Sihayo and his senior son, Mehlokazulu, missed the action, having left the day before with the bulk of his fighting men to answer Cetshwayo's call to arms at Ulundi. He had left just 200 to 300 men to defend his kraal. News of the attack reached the Zulu king while he was considering which of the three British columns to engage with his main force. The action seems to have convinced him to order an attack on the Centre Column. Cetshwayo may have been persuaded that the Centre Column was the most important of the British forces by the presence of Chelmsford directing the attack. Cetshwayo sent the bulk of his army against it and part of Chelmsford's force was subsequently annihilated at the Battle of Isandlwana on 22 January. The prisoners released by Chelmsford on 13 January may have helped the inhabitants of Sotondose's Drift attack British survivors of the battle. The survivors of Sihayo's kraal were certainly present, harassing the fleeing men and killing stragglers. The dead included Lieutenants Teignmouth Melvill and Nevill Coghill who were killed while trying to save the Queen's colour of the 1/24th and the drift afterwards became known as Fugitive's Drift.

== Interpretation ==
The action at Sihayo's kraal was the first of the war. Anglo-Zulu War historian Adrian Greaves, writing in 2012, regards the action at Sihayo's kraal as a token victory against a small Zulu force consisting of old men and boys. He considers there was no military value to the engagement as Sihayo's warriors had already left the kraal to assemble with the main army and could not threaten Chelmsford's supply lines. Greaves thinks the action may have given Chelmsford false confidence that the Zulu would run from future engagements.

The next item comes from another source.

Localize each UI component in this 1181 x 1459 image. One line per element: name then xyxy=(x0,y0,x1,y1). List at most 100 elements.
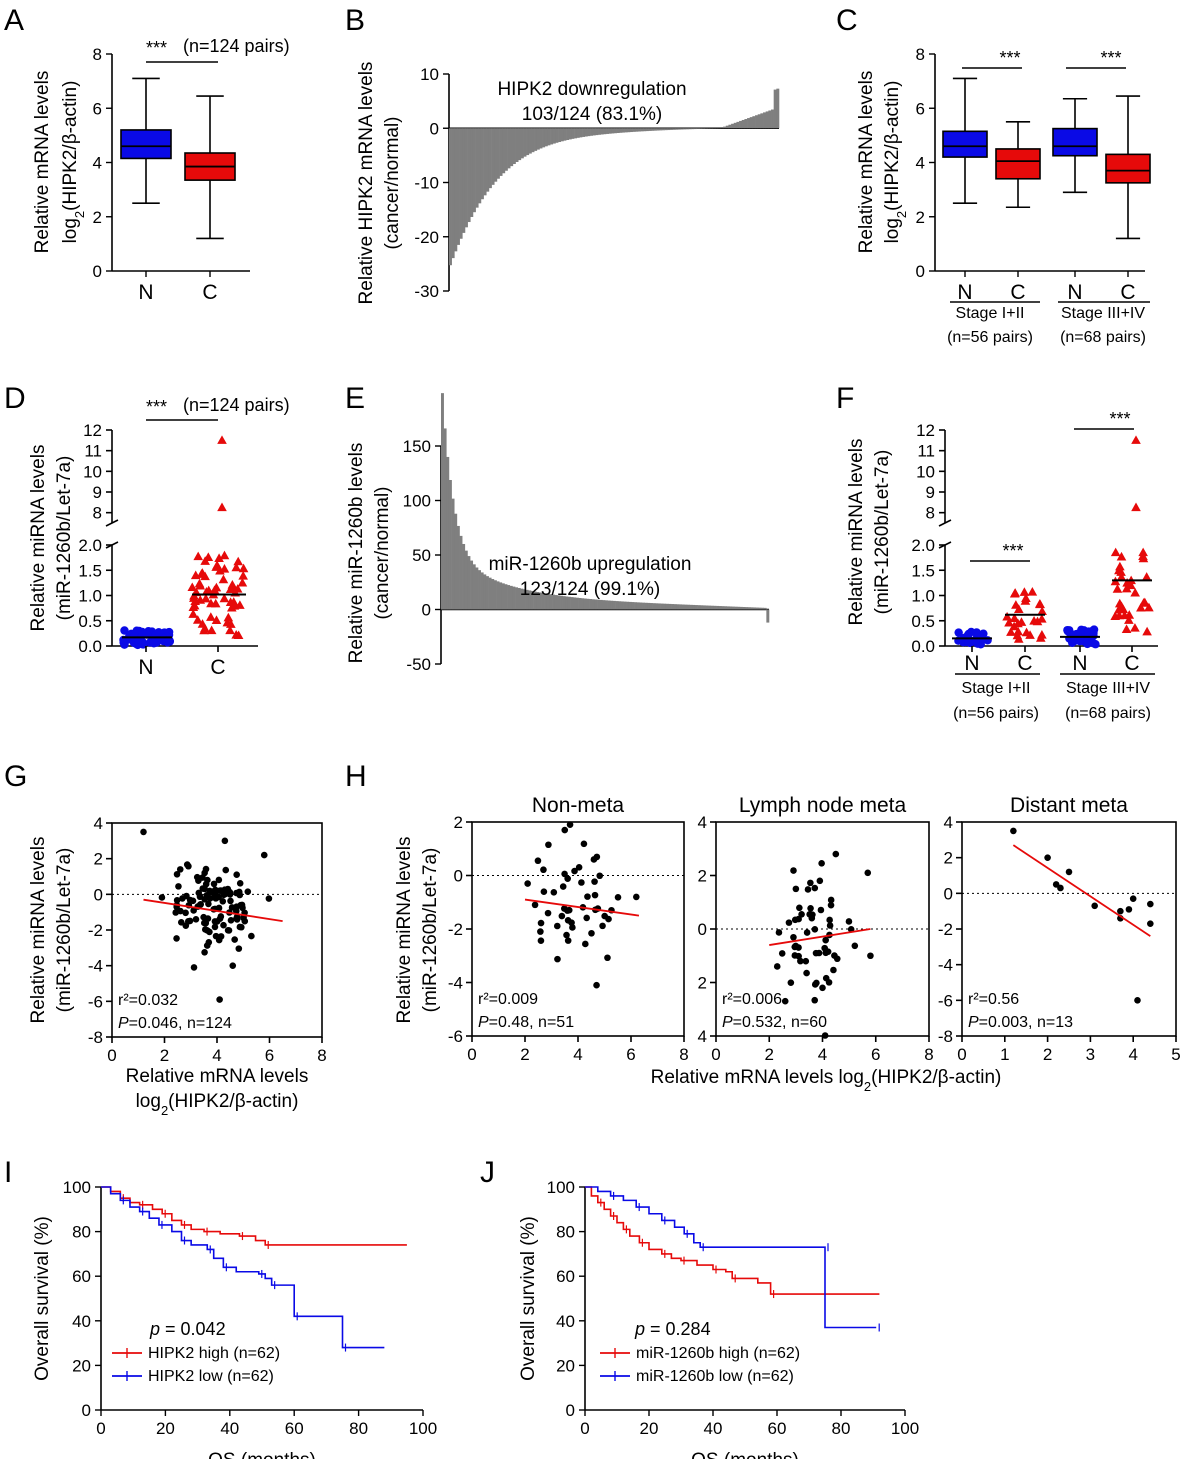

Ian Knight considers that Chelmsford took the wrong lesson from the action, rather than noting the determination of the Zulu to hold their ground and the courage of their leaders (Mkumbikazulu having been killed leading his men), he focussed on the ease with which the Zulu had been defeated in a one-sided engagement. Knight thinks this led to a sense of complacency in the column, which may have been a factor in their subsequent defeat at Isandlwana.

The location of the action and Sihayo's kraal is not certain as records kept by the British were vague and no battlefield relics have been recovered. The historian Keith Smith places Sihayo's kraal at Sokhexe, a settlement still occupied by Sihayo's descendants and the earlier action at a location somewhat to the south near Ngedla hill.